A few weeks back, I was briefed on Micron’s new SolidScale Architecture. This is essentially Micron’s off-the-shelf solution that ties together a few different technologies in an attempt to consolidate large pools of NVMe storage into a central location that can then be efficiently segmented and distributed among peers and clients across the network.
Traditionally it has been difficult to effectively utilize large numbers of SSDs in a single server. The combined IOPS capabilities of multiple high-performance PCIe SSDs can quickly saturate the available CPU cores of the server due to kernel/OS IO overhead incurred with each request. As a result, a flash-based network server would be bottlenecked by the server CPU during high IOPS workloads. There is a solution to this, and it’s simpler than you might think: Bypass the CPU!
Read on for our deeper dive into Micron's SolidScale technology!
Mellanox has been working to advance and converge NVMe over fabric (NVMf), remote direct memory access (RDMA), and RDMA over Converged Ethernet (RoCE). To crudely merge all of the above definitions together, it essentially means that a client can directly access the NVMe SSDs of a server, via Ethernet, in such a way that bypasses the CPU of the remote system, eliminating the aforementioned bottleneck. The fiber speeds range from 40 to 100 GbE, so these are certainly fast data links.

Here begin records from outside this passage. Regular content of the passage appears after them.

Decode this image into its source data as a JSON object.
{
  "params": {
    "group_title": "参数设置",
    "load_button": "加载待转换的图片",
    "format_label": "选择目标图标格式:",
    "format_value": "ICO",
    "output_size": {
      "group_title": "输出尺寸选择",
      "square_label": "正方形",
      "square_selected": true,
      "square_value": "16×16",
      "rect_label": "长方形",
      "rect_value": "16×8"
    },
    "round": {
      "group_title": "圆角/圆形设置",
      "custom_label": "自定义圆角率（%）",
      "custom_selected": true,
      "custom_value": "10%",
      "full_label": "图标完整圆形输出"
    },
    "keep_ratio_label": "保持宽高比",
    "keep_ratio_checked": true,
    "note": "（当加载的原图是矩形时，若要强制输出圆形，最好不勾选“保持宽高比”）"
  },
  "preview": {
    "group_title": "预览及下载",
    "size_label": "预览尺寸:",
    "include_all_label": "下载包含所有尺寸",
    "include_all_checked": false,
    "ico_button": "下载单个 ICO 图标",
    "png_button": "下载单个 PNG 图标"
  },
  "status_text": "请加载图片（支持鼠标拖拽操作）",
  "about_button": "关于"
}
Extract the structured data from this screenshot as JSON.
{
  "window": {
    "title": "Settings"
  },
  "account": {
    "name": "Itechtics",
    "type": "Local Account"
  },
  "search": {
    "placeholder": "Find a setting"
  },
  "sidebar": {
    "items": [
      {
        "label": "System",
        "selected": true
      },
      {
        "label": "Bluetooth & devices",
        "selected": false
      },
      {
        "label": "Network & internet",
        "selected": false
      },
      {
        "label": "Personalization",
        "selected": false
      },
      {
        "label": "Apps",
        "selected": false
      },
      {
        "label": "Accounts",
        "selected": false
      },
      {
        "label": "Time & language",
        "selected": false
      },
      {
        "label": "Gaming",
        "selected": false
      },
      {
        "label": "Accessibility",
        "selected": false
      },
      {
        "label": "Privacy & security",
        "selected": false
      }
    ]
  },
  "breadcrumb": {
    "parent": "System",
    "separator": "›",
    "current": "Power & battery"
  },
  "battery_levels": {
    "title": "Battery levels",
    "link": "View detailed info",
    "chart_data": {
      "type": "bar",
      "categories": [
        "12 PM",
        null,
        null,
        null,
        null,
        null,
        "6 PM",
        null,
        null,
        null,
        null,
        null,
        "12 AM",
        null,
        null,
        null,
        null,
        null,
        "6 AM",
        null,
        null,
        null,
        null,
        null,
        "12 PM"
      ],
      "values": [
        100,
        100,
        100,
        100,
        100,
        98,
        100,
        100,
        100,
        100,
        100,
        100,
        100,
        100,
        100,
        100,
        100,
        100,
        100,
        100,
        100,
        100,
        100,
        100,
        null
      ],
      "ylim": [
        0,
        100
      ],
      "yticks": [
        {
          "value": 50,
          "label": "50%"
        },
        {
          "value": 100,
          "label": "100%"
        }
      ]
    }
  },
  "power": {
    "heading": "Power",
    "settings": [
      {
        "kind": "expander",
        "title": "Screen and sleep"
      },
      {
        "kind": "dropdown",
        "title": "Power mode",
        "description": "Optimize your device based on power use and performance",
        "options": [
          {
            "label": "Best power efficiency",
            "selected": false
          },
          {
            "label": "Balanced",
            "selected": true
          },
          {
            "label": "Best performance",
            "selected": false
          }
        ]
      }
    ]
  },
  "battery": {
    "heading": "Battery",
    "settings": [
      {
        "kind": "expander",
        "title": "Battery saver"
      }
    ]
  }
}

Where Micron comes in is that they are incorporating Mellanox’s tech into a packaged solution, complete with their own management interface and everything else you would need to get up and running:
Diving a bit into how all of this works, we can also discover some of the benefits seen by the added flexibility of having all of your flash-based storage on a common fabric/network. Imagine you have installed the three 2U boxes pictured above and filled the first 8 bays of each drawer with U.2 SSDs. You would use Micron’s dashboard software to create some volumes of the desired parity levels (striping and/or mirroring (RAID-0, 1, 10) are currently supported). Once the clients (which can themselves be servers) have compatible NICs and Micron’s driver installed, they can connect to the shared volumes.
The trick here is that those shared volumes are not mounted in the way you would normally expect. Since the server’s CPU is no longer in the IO path, those SSDs are all presented to the network individually for direct access, meaning it is the client machine that handles the RAID striping. The client simply reaches out to the network for the specific SSDs it needs to access and requests the RAID stripes from those individual SSDs directly.
It does not matter which physical SolidScale drawer those SSDs are installed in, which gives an incredible amount of flexibility when dealing with unexpected failures. Say one of the 2U systems has a motherboard failure. Clients would still have redundancy since the other set of their drives would have been installed in a different drawer, but the data center manager can simply move the SSDs from the failed drawer to any of the free slots of the remaining functional machines and the effect would be the same as if the failed server was brought back online. In this degraded/partially recovered mode I walked through, the system could deal with a subsequent SSD failure and since all SSDs were made available, no data would be lost. The clients only care if the SSDs are available on the network – they don’t care which server the data passes through. Obviously, in this scenario, we have lost some of the failure domain (another drawer failure may take arrays offline completely), so you’d want to get that failed motherboard swapped ASAP, but that first layer of flexibility in recovery would not have been possible with a typical failover server setup.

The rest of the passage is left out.